There is something about the names Syd and Arthur – probably because of Mr Barrett and the Myths and Legends of Richard Wakeman – that will cause prog fans to prick up their ears. For good reason, too. Syd Arthur are twentysomethings from Canterbury whose bucolic rock, bearing traces of folk, funk, prog and jazz, makes them latter-day exponents of the Kent town’s scene from the early 70s.
The four-piece produce and engineer themselves, and here you get a sense of a self-contained unit riffing off this creative freedom. And there are riffs, although they are often played on acoustic guitar or mandolin, so even at their most driving things never get too ponderous.

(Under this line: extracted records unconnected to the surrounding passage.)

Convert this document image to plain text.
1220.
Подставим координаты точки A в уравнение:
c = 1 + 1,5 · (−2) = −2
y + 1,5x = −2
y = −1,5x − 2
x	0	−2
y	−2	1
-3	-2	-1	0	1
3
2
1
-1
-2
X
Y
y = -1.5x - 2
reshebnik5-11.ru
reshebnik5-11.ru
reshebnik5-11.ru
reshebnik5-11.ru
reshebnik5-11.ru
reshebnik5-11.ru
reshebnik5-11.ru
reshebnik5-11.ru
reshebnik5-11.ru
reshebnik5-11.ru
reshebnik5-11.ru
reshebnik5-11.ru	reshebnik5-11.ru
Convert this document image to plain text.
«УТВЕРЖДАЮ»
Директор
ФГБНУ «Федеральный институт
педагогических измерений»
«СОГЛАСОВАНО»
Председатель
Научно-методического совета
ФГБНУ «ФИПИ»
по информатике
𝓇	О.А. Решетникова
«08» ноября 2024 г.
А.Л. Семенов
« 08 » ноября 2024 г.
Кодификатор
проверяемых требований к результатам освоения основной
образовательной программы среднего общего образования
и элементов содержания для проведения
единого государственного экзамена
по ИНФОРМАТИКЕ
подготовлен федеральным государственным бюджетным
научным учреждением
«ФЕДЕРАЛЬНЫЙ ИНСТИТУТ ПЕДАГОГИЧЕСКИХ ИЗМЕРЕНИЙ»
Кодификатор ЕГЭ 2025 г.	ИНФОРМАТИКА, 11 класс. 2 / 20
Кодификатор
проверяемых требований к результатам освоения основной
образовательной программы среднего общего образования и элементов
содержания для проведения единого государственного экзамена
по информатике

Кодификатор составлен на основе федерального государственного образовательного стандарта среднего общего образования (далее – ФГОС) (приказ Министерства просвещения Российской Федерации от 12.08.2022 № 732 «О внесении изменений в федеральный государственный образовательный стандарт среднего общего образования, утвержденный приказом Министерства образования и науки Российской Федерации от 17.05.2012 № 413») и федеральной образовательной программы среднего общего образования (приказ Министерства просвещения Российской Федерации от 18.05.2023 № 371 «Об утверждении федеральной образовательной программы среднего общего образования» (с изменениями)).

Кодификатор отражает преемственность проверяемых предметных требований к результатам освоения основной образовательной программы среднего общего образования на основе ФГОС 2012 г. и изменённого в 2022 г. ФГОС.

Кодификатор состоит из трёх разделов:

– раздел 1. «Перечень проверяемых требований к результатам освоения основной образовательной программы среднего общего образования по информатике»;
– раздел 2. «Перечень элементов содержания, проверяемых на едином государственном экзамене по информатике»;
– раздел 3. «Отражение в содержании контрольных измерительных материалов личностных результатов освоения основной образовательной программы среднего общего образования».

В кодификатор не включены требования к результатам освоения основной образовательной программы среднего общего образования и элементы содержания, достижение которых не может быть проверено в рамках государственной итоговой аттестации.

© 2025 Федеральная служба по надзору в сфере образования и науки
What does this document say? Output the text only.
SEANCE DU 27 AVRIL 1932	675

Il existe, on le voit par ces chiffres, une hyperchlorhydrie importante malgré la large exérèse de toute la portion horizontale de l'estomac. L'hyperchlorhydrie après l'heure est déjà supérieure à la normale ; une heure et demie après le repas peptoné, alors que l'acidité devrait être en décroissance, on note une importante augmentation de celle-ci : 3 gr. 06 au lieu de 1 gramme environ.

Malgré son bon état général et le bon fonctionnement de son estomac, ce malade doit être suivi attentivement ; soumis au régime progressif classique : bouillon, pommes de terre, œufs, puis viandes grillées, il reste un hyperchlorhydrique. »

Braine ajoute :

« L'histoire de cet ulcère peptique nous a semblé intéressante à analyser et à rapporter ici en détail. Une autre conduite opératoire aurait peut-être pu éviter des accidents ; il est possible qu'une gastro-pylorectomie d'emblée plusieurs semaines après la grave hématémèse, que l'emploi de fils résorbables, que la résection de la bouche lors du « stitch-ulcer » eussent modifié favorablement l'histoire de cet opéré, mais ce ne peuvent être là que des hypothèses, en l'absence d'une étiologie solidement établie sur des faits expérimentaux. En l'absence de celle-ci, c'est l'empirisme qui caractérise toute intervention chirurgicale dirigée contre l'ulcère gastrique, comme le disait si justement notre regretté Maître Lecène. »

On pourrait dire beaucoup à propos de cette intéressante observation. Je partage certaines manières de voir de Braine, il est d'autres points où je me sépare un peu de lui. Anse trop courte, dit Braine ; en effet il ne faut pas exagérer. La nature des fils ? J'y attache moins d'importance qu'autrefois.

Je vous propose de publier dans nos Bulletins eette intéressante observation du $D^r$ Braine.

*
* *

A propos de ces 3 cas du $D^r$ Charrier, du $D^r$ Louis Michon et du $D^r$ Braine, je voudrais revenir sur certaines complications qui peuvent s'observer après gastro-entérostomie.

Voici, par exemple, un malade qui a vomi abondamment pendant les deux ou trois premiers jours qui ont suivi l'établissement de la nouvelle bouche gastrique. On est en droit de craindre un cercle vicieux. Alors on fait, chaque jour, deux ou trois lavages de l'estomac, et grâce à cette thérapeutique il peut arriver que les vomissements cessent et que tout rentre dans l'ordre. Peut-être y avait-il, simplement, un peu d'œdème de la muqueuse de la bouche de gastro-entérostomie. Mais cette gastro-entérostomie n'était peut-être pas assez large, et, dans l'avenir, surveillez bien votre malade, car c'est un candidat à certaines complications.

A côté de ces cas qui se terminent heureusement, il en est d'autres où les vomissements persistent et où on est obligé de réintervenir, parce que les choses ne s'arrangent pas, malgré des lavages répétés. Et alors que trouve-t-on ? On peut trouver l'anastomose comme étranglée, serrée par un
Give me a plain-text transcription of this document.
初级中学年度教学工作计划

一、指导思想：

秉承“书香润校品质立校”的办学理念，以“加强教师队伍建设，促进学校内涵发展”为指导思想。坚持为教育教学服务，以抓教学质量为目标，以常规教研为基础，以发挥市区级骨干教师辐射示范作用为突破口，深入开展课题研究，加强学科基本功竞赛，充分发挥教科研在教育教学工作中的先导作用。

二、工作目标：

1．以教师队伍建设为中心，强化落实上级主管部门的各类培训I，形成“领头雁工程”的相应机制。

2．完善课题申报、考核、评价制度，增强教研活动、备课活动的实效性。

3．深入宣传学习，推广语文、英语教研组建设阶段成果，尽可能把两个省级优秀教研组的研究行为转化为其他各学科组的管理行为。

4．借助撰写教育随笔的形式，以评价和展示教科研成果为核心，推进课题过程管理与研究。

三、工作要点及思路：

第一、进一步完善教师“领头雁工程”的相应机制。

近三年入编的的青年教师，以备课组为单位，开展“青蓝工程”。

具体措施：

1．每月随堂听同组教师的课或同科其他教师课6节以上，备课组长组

First Difference features instruments you would hear on a folk album, only the song is delivered with a prog punctiliousness. Singer Liam Magill’s voice is soulful, like ‘Jamiroquai jamming with Jethro Tull’. Elsewhere, Ode To The Summer has an easy tunefulness that could catch on. Dorothy is spacey while Truth Seeker is a folk Yours Is No Disgrace. Night Shaped Light’s instrumental extrapolations are pure prog, ditto the epic, unhinged feel and tempo shifts of Promise Me.
By the eight-minute closer Paradise Lost you’re checking the credits: is this a long-lost Yes demo?